ともあれ、本を読もうと読むまいと、本のある風景は広く、気分のいいものとして楽しまれている、といって差し支えないだろう。
この気分のよさの一つの理由は言うまでもなく「なんか知的な雰囲気がする」というところで、そのことはことさら説明を加える必要もないだろう。ひとつ加えてみるとすれば、「書架」と口にしてみたとき、自分が知的な存在になれた感じがする、あの感じが、それだ。
もう一つとして僕が思うのは、ひとつのかたまりになった本というのはもしかしたら、海の波であるとか草木であるとか花々であるとかに近い存在になるのではないかということだ。

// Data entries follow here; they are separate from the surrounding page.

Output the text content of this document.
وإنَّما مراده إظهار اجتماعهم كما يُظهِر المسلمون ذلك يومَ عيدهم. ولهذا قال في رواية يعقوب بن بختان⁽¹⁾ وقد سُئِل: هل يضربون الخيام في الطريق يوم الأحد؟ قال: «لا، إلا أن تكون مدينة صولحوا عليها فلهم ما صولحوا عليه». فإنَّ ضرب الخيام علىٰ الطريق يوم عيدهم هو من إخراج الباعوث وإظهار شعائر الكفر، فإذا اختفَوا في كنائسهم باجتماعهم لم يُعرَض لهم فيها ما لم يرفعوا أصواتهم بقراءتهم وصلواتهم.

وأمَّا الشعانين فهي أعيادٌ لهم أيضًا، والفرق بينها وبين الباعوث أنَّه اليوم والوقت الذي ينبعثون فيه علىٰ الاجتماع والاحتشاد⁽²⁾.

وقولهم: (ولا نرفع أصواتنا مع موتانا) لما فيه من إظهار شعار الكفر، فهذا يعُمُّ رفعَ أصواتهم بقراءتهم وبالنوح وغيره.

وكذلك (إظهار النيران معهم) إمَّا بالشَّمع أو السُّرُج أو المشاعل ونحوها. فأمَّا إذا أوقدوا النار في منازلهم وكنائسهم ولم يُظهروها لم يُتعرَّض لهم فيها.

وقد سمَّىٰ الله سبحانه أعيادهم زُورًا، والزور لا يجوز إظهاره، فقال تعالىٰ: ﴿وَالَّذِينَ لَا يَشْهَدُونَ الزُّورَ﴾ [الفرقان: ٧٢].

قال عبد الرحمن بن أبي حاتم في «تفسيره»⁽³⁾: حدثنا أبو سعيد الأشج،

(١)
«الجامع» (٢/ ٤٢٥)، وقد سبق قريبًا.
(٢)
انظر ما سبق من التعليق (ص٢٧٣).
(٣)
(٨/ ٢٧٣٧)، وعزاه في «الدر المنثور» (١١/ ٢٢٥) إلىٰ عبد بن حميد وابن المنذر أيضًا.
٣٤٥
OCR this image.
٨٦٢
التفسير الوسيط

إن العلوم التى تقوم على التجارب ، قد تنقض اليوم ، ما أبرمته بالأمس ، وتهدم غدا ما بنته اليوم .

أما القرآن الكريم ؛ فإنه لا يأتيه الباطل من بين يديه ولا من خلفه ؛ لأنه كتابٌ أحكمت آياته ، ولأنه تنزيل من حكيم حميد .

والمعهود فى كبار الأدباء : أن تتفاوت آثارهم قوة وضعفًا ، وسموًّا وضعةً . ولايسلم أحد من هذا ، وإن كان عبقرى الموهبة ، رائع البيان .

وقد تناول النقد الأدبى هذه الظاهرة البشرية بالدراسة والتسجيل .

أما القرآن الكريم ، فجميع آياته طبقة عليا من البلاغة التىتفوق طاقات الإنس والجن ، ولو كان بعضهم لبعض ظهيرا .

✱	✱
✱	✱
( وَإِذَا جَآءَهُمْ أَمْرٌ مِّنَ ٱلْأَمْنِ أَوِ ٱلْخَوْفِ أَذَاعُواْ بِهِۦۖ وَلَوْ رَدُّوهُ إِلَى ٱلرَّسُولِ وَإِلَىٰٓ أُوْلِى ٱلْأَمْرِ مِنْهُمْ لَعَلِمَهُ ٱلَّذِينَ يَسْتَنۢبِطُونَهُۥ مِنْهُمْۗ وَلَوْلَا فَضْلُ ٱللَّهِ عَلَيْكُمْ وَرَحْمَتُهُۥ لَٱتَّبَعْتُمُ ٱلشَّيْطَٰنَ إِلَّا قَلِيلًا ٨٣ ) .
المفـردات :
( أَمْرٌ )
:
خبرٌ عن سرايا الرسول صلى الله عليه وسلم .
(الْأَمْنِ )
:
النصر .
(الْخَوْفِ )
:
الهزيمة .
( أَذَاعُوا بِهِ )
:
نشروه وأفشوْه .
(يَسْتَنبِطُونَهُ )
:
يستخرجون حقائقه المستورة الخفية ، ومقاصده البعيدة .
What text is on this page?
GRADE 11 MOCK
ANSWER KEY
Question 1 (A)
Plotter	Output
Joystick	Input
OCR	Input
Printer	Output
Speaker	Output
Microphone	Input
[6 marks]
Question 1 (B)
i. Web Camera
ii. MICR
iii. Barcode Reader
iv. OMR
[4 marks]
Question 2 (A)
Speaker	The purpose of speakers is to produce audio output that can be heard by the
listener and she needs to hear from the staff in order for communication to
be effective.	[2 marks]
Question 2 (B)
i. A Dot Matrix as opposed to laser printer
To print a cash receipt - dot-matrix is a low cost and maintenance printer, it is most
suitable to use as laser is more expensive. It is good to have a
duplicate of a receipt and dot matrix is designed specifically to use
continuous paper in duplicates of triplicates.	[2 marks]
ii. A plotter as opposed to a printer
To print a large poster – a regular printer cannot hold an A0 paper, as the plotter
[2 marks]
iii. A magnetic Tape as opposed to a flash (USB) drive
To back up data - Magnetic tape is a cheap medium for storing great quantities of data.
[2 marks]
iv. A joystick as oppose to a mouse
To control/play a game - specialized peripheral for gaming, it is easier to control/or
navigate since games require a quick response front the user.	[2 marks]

つまり、「無限のパターンがあるのか、眺めていて目が飽きない。見るどの風景も初めて見る風景になる」ということで、本の連なりというのは純粋な視覚上の効果を上げるものとして非常に使い勝手がいいのではないか。
本の背というのは実に多彩だ。言うまでもなくそこに印刷された文字は本のタイトルによってまったく違うし使われているフォントも文字の大きさも違う。色もそれぞれに異なる。経年による微妙な変化だってあるだろう。それに厚さも違えば高さだっていろいろとある(CDやレコードと違うのはこの部分だと思う。CDは低すぎるし、レコードは薄すぎる)
一冊一冊がかくも異なる本というものが一定以上の連なりになったときにあらわれるのは完全に唯一無二の風景で、まったく同じものを別の場所で作り出すことはまずできない。まったく同じものを再現することができないものは、だんだんと自然物に近づくのではないか。
自然というのは、みんな好き。
空間を装飾するためのアイテムとして、こんなに簡単に自然の持つ無限性みたいなものを作り出せる人工物は他にはそうないのではないか。
お手軽に作ることのできるまったく差別化された風景。それこそが本のある風景の「なんかいい」の大きな源泉ではないだろうか。
そして、差別化、これこそが、仮に昨今「ブックカフェ」というものが増えているとするならば、その理由の小さくない一つになるのではないだろうか。
「自分の関心のあるテーマや趣味、嗜好にあった店に行きたいというニーズからブックカフェが生まれました」とあったけれど、逆で、「自分の関心のあるテーマや趣味、嗜好を表現した店を作りたいという気分からブックカフェが生まれました」なのではないか。
人は店を始めるとき、何かしら他の場所とは差別化されたものを作りたいと思うものだ。往々にして「自分らしく、うん」とか、そういうことを思うものだ。
そのときに、本というアイテムほど便利なものはない。自分の蔵書を並べさえすれば、それでひとまず「他にはない風景」を作ることができるし、そして知的な感じであるとか、おしゃれな感じであるとか、そういう印象を与えることもしやすい。
また、その場が演出したい、あるいは伝えたい価値観なり世界観なりがあるときに、適切に選定し適切に配置できたら、本棚は、その場所のメッセージを伝える手段にもなる。
本は、とっても、便利なアイテム。